It’s become one of Hollywood’s busiest hubs of activity in recent weeks, and barely twenty-four hours after Lisa Kudrow was enrolled for the ensemble thriller, The Hollywood Reporter has word that Luke Evans will topline Tate Taylor’s adaptation, The Girl on the Train.
He’ll supplant Jared Leto in DreamWorks’ starry adaptation of Paula Hawkins’ eponymous best-seller, and production is now earmarked to begin imminently. This is by no means the first time that an actor has been drafted in to replace a vacant seat on the studio’s vehicle, considering that Chris Evans was forced to bow out of the project due to scheduling conflicts. Justin Theroux is the man replacing him as estranged ex-husband character, Tom.
At the core, however, is Emily Blunt’s troubled title character, who serves as the undisputed focal point of The Girl on the Train. Teetering on the edge of alcoholism, Blunt’s character Rachel finds comfort in dreaming up a scenario for a seemingly happy couple that her train passes on her daily commute. Situated adjacent to the train tracks, the pair appear to have everything but a white picket fence, though one day our protagonist witnesses a heinous crime – a murder that she becomes irrevocably involved in.
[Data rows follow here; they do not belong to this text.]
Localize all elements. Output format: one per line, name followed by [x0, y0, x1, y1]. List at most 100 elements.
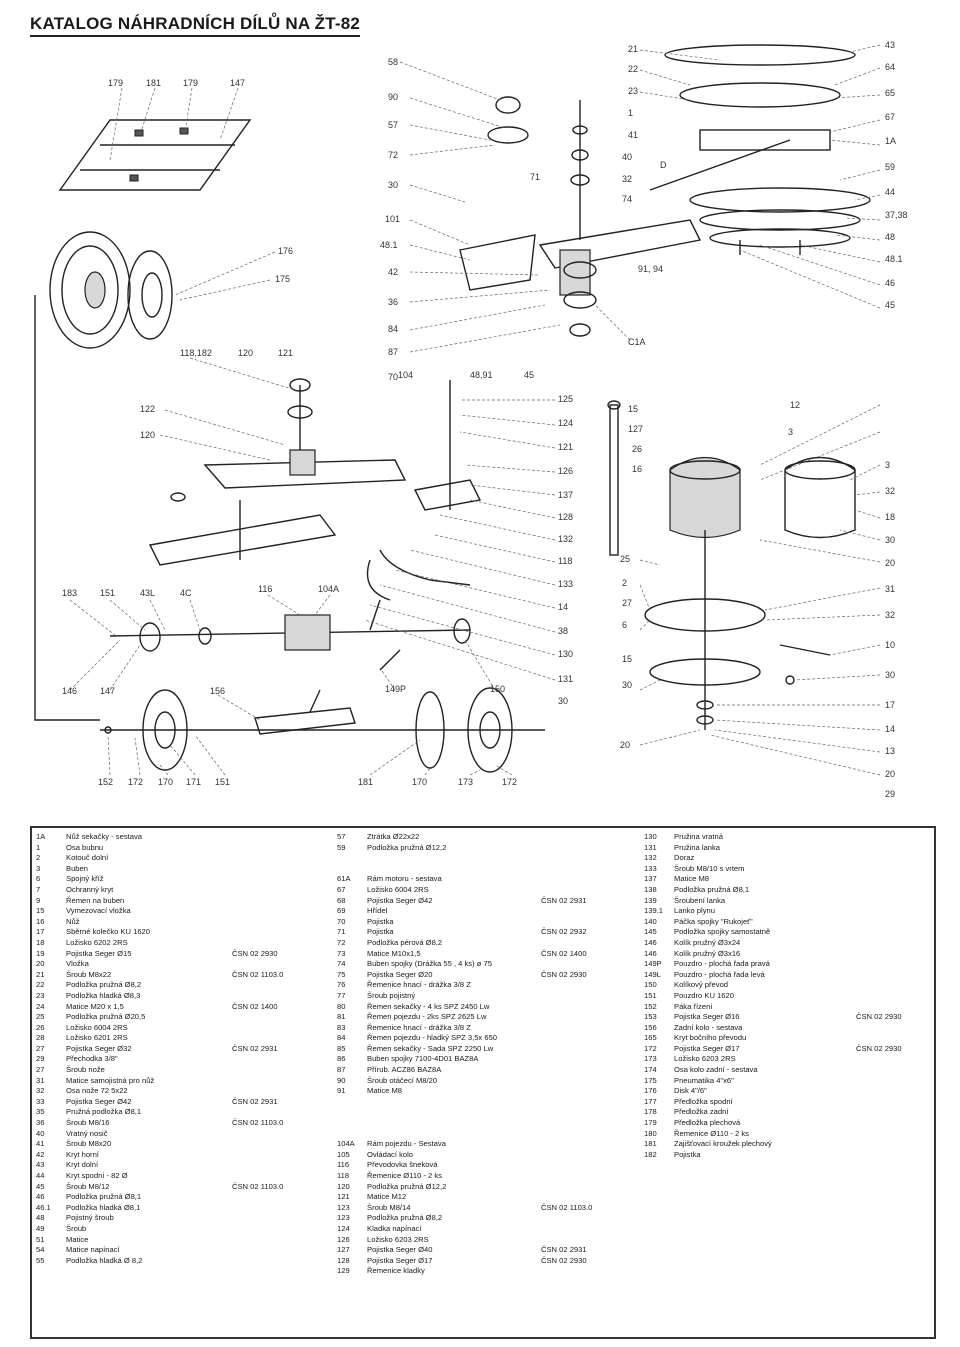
part-norm: ČSN 02 2930: [541, 1255, 587, 1265]
part-name: Kryt horní: [66, 1149, 99, 1159]
part-number: 68: [337, 895, 346, 905]
part-name: Zajišťovací kroužek plechový: [674, 1139, 772, 1149]
callout: 151: [100, 588, 115, 598]
callout: 72: [388, 150, 398, 160]
parts-list-item: 181 Zajišťovací kroužek plechový: [644, 1139, 934, 1150]
part-number: 46.1: [36, 1202, 51, 1212]
part-name: Řemen pojezdu - 2ks SPZ 2625 Lw: [367, 1012, 487, 1022]
part-name: Přechodka 3/8": [66, 1054, 118, 1064]
callout: 46: [885, 278, 895, 288]
callout: 132: [558, 534, 573, 544]
part-number: 45: [36, 1181, 45, 1191]
callout: 12: [790, 400, 800, 410]
part-number: 2: [36, 853, 41, 863]
callout: 4C: [180, 588, 192, 598]
callout: 124: [558, 418, 573, 428]
part-number: 41: [36, 1139, 45, 1149]
parts-list-item: [337, 1129, 637, 1140]
part-number: 25: [36, 1012, 45, 1022]
part-name: Šroub M8/10 s vrtem: [674, 863, 745, 873]
part-number: 42: [36, 1149, 45, 1159]
part-name: Pouzdro - plochá řada levá: [674, 969, 765, 979]
part-number: 84: [337, 1033, 346, 1043]
part-name: Řemen pojezdu - hladký SPZ 3,5x 650: [367, 1033, 498, 1043]
part-name: Podložka hladká Ø8,3: [66, 990, 141, 1000]
part-number: 27: [36, 1065, 45, 1075]
part-name: Podložka spojky samostatně: [674, 927, 771, 937]
part-name: Kryt bočního převodu: [674, 1033, 747, 1043]
part-name: Rám pojezdu - Sestava: [367, 1139, 446, 1149]
callout: 90: [388, 92, 398, 102]
callout: 84: [388, 324, 398, 334]
mower-drum-assembly: [607, 400, 856, 730]
part-number: 31: [36, 1075, 45, 1085]
part-number: 57: [337, 832, 346, 841]
part-name: Pojistka: [367, 927, 394, 937]
callout: 29: [885, 789, 895, 799]
part-name: Předložka zadní: [674, 1107, 729, 1117]
part-number: 27: [36, 1043, 45, 1053]
part-number: 175: [644, 1075, 657, 1085]
part-name: Pneumatika 4"x6": [674, 1075, 734, 1085]
part-number: 23: [36, 990, 45, 1000]
part-number: 181: [644, 1139, 657, 1149]
part-name: Nůž sekačky - sestava: [66, 832, 142, 841]
callout: 147: [230, 78, 245, 88]
part-number: 46: [36, 1192, 45, 1202]
callout: D: [660, 160, 667, 170]
part-number: 145: [644, 927, 657, 937]
part-number: 76: [337, 980, 346, 990]
part-number: 149L: [644, 969, 661, 979]
callout: 172: [502, 777, 517, 787]
gearbox-axle: [109, 614, 471, 671]
part-number: 49: [36, 1223, 45, 1233]
part-number: 77: [337, 990, 346, 1000]
part-number: 176: [644, 1086, 657, 1096]
part-name: Buben: [66, 863, 88, 873]
part-name: Řemenice hnací - drážka 3/8 Z: [367, 1022, 471, 1032]
callout: 45: [524, 370, 534, 380]
part-number: 149P: [644, 959, 662, 969]
part-name: Ztrátka Ø22x22: [367, 832, 420, 841]
part-name: Kolík pružný Ø3x16: [674, 948, 741, 958]
callout: 2: [622, 578, 627, 588]
part-name: Osa bubnu: [66, 842, 104, 852]
part-norm: ČSN 02 2930: [856, 1043, 902, 1053]
leader-lines: [69, 44, 881, 776]
callout: 20: [885, 558, 895, 568]
part-number: 140: [644, 916, 657, 926]
part-number: 73: [337, 948, 346, 958]
part-name: Nůž: [66, 916, 80, 926]
callout: 30: [388, 180, 398, 190]
part-name: Matice M20 x 1,5: [66, 1001, 124, 1011]
callout: 41: [628, 130, 638, 140]
part-number: 59: [337, 842, 346, 852]
part-name: Šroub nože: [66, 1065, 105, 1075]
callout: 118: [558, 556, 572, 566]
rear-axle-wheels: [100, 687, 545, 773]
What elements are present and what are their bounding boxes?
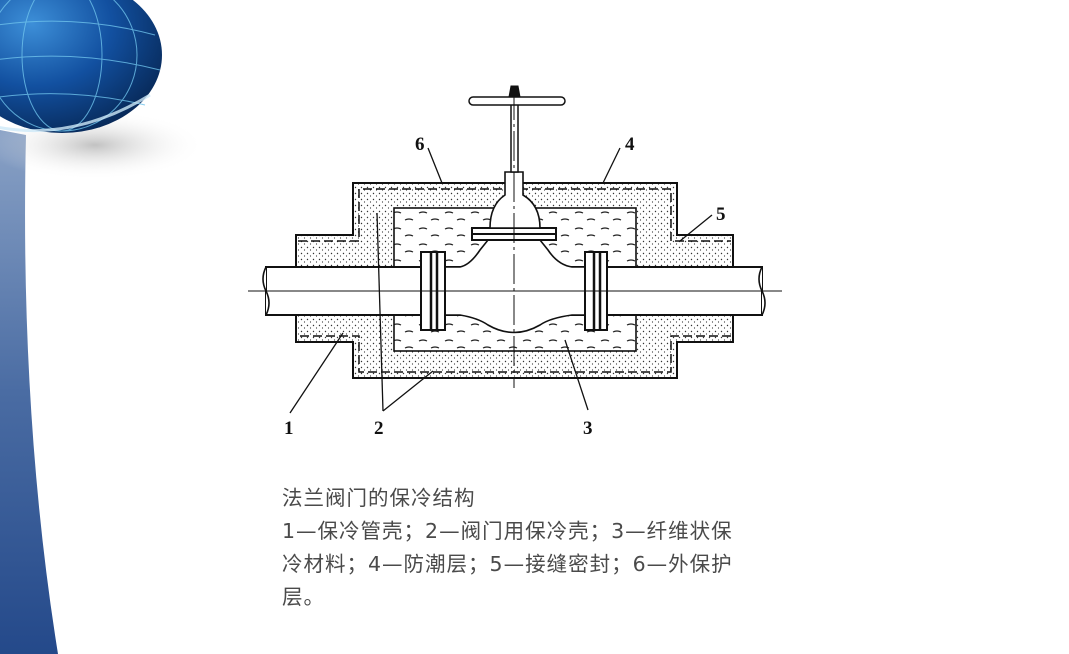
bonnet: [489, 171, 541, 229]
caption-line: 1—保冷管壳；2—阀门用保冷壳；3—纤维状保: [282, 519, 733, 543]
callout-5: 5: [716, 204, 726, 225]
caption-line: 冷材料；4—防潮层；5—接缝密封；6—外保护: [282, 552, 733, 576]
leader-lines: [289, 147, 713, 414]
callout-3: 3: [583, 418, 593, 439]
callout-2: 2: [374, 418, 384, 439]
handwheel: [468, 96, 566, 106]
valve-body: [444, 239, 586, 334]
callout-6: 6: [415, 134, 425, 155]
caption-line: 层。: [282, 585, 325, 609]
globe-grid: [0, 0, 161, 132]
caption-title: 法兰阀门的保冷结构: [282, 486, 476, 510]
callout-4: 4: [625, 134, 635, 155]
callout-1: 1: [284, 418, 294, 439]
side-band: [0, 130, 58, 654]
figure-caption: 法兰阀门的保冷结构 1—保冷管壳；2—阀门用保冷壳；3—纤维状保 冷材料；4—防…: [282, 482, 842, 614]
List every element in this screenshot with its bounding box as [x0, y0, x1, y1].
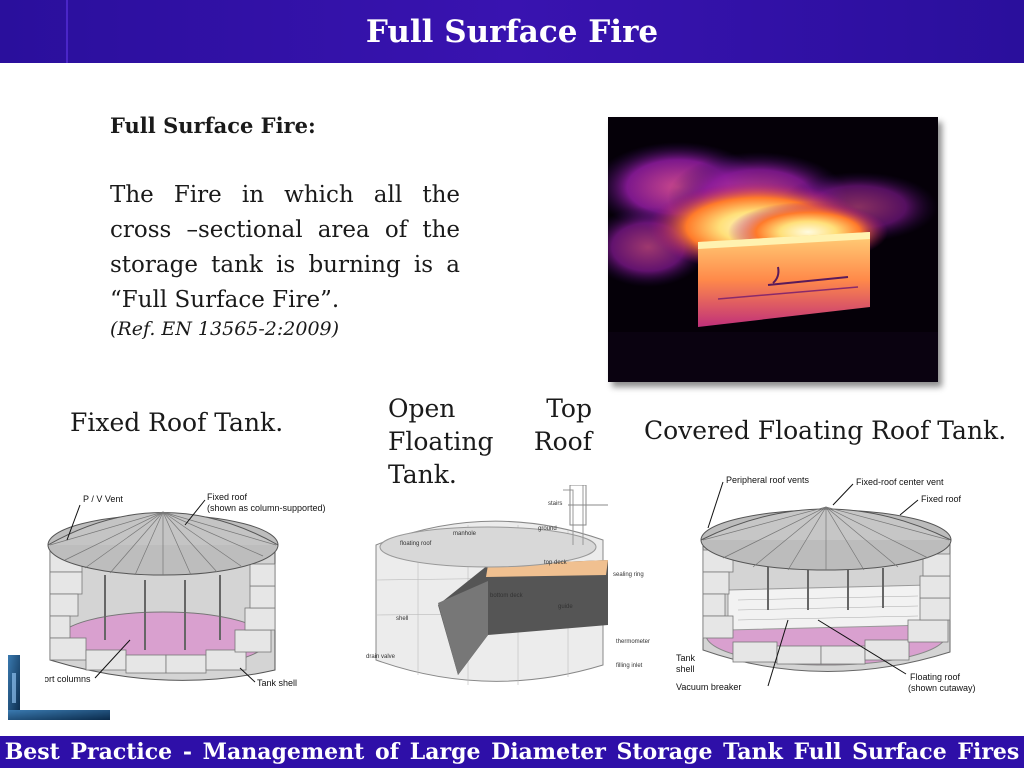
- title-bar: Full Surface Fire: [0, 0, 1024, 63]
- thermometer-label: thermometer: [616, 639, 650, 645]
- support-columns-label: Support columns: [45, 674, 91, 684]
- manhole-label: manhole: [453, 531, 477, 537]
- center-vent-label: Fixed-roof center vent: [856, 477, 944, 487]
- thermal-fire-photo: [608, 117, 938, 382]
- corner-logo: [0, 655, 110, 735]
- covered-floating-roof-tank-diagram: Peripheral roof vents Fixed-roof center …: [668, 470, 1008, 702]
- tank-shell-label-line1: Tank: [676, 653, 696, 663]
- definition-reference: (Ref. EN 13565-2:2009): [110, 318, 340, 340]
- title-bar-divider: [66, 0, 68, 63]
- fixed-roof-label: Fixed roof: [207, 492, 248, 502]
- open-floating-roof-tank-diagram: stairs manhole ground floating roof top …: [358, 484, 658, 700]
- top-label-word: Top: [546, 394, 592, 423]
- footer-text: Best Practice - Management of Large Diam…: [4, 739, 1020, 765]
- roof-label-word: Roof: [533, 427, 592, 456]
- vacuum-breaker-label: Vacuum breaker: [676, 682, 741, 692]
- peripheral-roof-vents-label: Peripheral roof vents: [726, 475, 810, 485]
- bottom-deck-label: bottom deck: [490, 593, 524, 599]
- open-floating-roof-tank-label: Open Top Floating Roof Tank.: [388, 392, 592, 491]
- footer-bar: Best Practice - Management of Large Diam…: [0, 736, 1024, 768]
- stairs-label: stairs: [548, 501, 562, 507]
- shell-label: shell: [396, 616, 408, 622]
- thermal-fire-image: [608, 117, 938, 382]
- ground-label: ground: [538, 526, 557, 532]
- pv-vent-label: P / V Vent: [83, 494, 123, 504]
- fixed-roof-tank-diagram: P / V Vent Fixed roof (shown as column-s…: [23, 490, 345, 700]
- tank-shell-label-line2: shell: [676, 664, 695, 674]
- fixed-roof-sublabel: (shown as column-supported): [207, 503, 326, 513]
- filling-inlet-label: filling inlet: [616, 663, 643, 669]
- floating-label-word: Floating: [388, 427, 494, 456]
- definition-body: The Fire in which all the cross –section…: [110, 182, 460, 313]
- drain-valve-label: drain valve: [366, 654, 396, 660]
- floating-roof-label: Floating roof: [910, 672, 961, 682]
- guide-label: guide: [558, 604, 573, 610]
- definition-title: Full Surface Fire:: [110, 113, 316, 138]
- open-label-word: Open: [388, 394, 456, 423]
- floating-roof-label: floating roof: [400, 541, 432, 547]
- tank-shell-label: Tank shell: [257, 678, 297, 688]
- covered-floating-roof-tank-label: Covered Floating Roof Tank.: [644, 416, 1007, 445]
- sealing-ring-label: sealing ring: [613, 572, 644, 578]
- fixed-roof-tank-label: Fixed Roof Tank.: [70, 408, 284, 437]
- tank-label-word: Tank.: [388, 460, 457, 489]
- top-deck-label: top deck: [544, 560, 568, 566]
- slide-title: Full Surface Fire: [365, 13, 659, 50]
- floating-roof-sublabel: (shown cutaway): [908, 683, 976, 693]
- fixed-roof-label: Fixed roof: [921, 494, 962, 504]
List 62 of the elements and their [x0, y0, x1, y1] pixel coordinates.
Oozing with dramatic potential, The Girl on the Train will also feature Mission: Impossible – Rogue Nation breakout Rebecca Ferguson, Haley Bennett, Edgar Ramirez and Allison Janney. It’s expected to ease into theaters in late 2016.
Rachel takes the same commuter train every morning. Every day she rattles down the track, flashes past a stretch of cozy suburban homes, and stops at the signal that allows her to daily watch the same couple breakfasting on their deck. She’s even started to feel like she knows them. “Jess and Jason,” she calls them. Their life—as she sees it—is perfect. Not unlike the life she recently lost.
And then she sees something shocking. It’s only a minute until the train moves on, but it’s enough. Now everything’s changed. Unable to keep it to herself, Rachel offers what she knows to the police, and becomes inextricably entwined in what happens next, as well as in the lives of everyone involved. Has she done more harm than good?